Subject: | cached downloads to avoid unneeded HTTP GETs |
If you are using a remote repository (a PAR::Repository::Client
object), it's possible that each module you require will cause an HTTP
GET of the par file from the repository. If you're require'ing a
large number of such modules from a repo, all those GETs take too much
time. Even though they're conditional GETs, so only the first one
actually downloads content, the latency of all the http GETs is still
significant.
The attached patch caches the download result to avoid the extra HTTP
GETs.
-Ken
Subject: | fetch-once.diff |
--- lib/PAR/Repository/Client/HTTP.pm.orig 2012-10-12 10:47:04.000000000 -0500
+++ lib/PAR/Repository/Client/HTTP.pm 2012-10-12 11:43:54.000000000 -0500
@@ -85,6 +85,7 @@
{
my %escapes;
+ my %fetched_already;
sub _fetch_file {
my $self = shift;
$self->{error} = undef;
@@ -99,6 +100,16 @@
$local_file =~ s/([^\w\._])/$escapes{$1}/g;
$local_file = File::Spec->catfile( $self->{cache_dir}, $local_file );
+ # Each module you require from a repo will get you here if the
+ # repo is checked for that module. If you're require'ing a large
+ # number of such modules from a repo, all those
+ # LWP::Simple::mirror() GETs take too much time. Even though
+ # they're conditional GETs, so only the first one actually
+ # downloads content, the latency of all the http GETs is still
+ # significant. So, cache the download result to avoid
+ # HTTP-GET'ing the same file more than once.

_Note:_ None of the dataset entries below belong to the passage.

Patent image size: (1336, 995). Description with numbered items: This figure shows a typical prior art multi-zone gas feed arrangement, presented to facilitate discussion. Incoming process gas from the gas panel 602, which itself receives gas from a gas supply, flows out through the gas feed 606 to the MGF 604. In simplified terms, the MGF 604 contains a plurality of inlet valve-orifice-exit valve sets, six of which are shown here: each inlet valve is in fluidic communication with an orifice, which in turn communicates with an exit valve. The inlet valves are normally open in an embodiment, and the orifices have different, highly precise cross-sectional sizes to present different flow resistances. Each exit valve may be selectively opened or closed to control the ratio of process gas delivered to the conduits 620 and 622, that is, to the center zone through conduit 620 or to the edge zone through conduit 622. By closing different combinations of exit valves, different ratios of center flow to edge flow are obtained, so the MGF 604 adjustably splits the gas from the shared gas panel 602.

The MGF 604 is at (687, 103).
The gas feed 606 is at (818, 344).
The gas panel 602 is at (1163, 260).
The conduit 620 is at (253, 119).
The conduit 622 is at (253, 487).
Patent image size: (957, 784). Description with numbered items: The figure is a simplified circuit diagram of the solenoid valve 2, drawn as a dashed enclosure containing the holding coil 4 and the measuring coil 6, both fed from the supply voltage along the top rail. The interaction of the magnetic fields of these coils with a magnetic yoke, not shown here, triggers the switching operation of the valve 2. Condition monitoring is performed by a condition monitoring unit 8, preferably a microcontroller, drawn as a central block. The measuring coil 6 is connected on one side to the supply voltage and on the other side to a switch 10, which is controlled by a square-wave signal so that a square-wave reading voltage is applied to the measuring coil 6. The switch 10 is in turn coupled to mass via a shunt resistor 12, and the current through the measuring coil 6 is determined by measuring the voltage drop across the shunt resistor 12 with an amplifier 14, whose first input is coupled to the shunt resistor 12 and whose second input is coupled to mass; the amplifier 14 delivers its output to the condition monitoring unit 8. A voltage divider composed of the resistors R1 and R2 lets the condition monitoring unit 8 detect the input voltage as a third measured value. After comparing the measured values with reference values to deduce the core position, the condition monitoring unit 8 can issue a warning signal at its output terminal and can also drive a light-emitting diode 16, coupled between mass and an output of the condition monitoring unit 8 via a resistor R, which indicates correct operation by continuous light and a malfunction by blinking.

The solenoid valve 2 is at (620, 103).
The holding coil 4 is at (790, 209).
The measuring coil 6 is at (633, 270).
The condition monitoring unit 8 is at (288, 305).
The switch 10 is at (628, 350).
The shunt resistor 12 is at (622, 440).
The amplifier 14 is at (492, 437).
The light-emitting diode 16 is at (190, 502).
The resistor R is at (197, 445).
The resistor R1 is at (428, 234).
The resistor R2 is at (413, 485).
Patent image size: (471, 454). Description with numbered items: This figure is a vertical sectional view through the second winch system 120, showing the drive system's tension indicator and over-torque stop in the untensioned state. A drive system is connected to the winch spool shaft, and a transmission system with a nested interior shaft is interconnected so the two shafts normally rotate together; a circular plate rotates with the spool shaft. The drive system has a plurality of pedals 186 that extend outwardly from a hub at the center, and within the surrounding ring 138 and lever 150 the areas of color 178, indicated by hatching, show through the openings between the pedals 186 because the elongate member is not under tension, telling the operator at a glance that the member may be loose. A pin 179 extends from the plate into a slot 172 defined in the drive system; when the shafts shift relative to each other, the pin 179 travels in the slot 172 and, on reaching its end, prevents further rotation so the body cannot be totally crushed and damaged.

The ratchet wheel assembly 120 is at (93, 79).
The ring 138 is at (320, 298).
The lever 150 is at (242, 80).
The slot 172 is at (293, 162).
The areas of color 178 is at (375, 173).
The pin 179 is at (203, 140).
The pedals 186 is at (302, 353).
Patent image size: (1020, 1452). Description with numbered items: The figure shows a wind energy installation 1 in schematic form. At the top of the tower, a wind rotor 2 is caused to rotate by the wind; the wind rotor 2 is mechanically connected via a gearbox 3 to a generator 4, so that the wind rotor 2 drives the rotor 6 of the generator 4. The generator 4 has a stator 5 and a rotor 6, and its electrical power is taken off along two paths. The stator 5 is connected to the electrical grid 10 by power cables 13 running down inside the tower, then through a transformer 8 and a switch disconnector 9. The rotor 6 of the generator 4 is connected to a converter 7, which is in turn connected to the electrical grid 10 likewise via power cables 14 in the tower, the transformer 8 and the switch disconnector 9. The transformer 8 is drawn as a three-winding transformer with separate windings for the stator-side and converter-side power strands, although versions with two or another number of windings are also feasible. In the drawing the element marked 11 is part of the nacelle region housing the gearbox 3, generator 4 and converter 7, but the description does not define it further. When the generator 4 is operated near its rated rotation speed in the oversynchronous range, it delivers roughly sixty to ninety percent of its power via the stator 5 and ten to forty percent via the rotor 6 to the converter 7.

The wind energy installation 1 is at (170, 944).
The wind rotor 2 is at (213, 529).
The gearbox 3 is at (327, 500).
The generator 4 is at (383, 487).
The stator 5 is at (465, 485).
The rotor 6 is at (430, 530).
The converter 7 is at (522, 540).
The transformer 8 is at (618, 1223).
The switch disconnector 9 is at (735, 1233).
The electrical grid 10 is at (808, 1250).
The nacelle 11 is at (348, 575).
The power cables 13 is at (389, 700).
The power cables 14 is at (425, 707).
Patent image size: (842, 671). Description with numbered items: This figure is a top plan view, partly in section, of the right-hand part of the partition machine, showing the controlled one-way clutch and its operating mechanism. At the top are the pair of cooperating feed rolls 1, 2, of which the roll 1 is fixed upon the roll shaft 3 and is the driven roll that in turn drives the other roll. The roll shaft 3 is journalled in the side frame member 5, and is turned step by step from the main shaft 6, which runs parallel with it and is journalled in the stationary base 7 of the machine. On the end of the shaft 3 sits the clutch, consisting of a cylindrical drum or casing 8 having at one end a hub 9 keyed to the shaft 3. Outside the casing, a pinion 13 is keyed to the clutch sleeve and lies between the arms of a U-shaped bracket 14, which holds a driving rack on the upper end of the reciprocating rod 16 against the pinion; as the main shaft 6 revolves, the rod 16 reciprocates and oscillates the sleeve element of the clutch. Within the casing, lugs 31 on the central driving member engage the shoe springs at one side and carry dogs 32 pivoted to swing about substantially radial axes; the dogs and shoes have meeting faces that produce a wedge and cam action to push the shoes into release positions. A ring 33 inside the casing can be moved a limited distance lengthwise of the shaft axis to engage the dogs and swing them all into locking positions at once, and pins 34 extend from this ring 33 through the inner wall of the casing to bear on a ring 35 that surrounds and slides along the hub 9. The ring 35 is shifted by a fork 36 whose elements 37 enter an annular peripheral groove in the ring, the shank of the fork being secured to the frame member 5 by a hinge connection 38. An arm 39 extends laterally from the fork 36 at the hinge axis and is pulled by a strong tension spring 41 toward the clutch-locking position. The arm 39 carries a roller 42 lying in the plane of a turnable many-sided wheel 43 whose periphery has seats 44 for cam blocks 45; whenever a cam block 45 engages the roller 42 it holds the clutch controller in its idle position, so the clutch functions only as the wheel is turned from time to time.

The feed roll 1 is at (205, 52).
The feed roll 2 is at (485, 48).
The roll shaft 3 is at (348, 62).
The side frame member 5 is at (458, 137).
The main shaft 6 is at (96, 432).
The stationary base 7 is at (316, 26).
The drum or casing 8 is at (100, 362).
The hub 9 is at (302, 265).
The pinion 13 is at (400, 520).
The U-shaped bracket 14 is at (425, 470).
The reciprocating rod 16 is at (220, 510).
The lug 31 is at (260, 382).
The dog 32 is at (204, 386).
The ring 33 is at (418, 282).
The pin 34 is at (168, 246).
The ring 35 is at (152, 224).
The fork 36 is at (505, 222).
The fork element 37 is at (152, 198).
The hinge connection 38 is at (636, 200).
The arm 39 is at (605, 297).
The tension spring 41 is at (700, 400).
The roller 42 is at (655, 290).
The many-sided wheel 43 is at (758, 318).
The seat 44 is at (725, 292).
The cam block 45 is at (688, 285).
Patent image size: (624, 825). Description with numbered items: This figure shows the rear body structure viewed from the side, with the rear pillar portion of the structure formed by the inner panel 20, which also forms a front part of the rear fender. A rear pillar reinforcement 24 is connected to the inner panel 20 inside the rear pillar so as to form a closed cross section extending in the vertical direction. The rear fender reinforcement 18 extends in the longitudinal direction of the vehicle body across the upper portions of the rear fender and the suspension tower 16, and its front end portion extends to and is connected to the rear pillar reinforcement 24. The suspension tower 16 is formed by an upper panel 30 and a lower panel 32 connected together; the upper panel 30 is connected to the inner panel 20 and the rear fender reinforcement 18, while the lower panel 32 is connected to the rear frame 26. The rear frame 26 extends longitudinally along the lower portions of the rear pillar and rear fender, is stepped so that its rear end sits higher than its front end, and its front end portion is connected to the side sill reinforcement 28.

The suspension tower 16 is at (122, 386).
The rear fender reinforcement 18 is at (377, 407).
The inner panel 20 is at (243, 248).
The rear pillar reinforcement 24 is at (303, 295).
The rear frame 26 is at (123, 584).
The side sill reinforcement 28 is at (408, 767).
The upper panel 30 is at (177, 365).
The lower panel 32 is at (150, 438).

+ return $local_file if $fetched_already{$local_file};
+
my $timeout = $self->{http_timeout};
my $old_timeout = $ua->timeout();
$ua->timeout($timeout) if defined $timeout;
@@ -109,7 +120,7 @@
return();
}
- return $local_file if -f $local_file;
+ return $fetched_already{$local_file} = $local_file if -f $local_file;
return();
}
}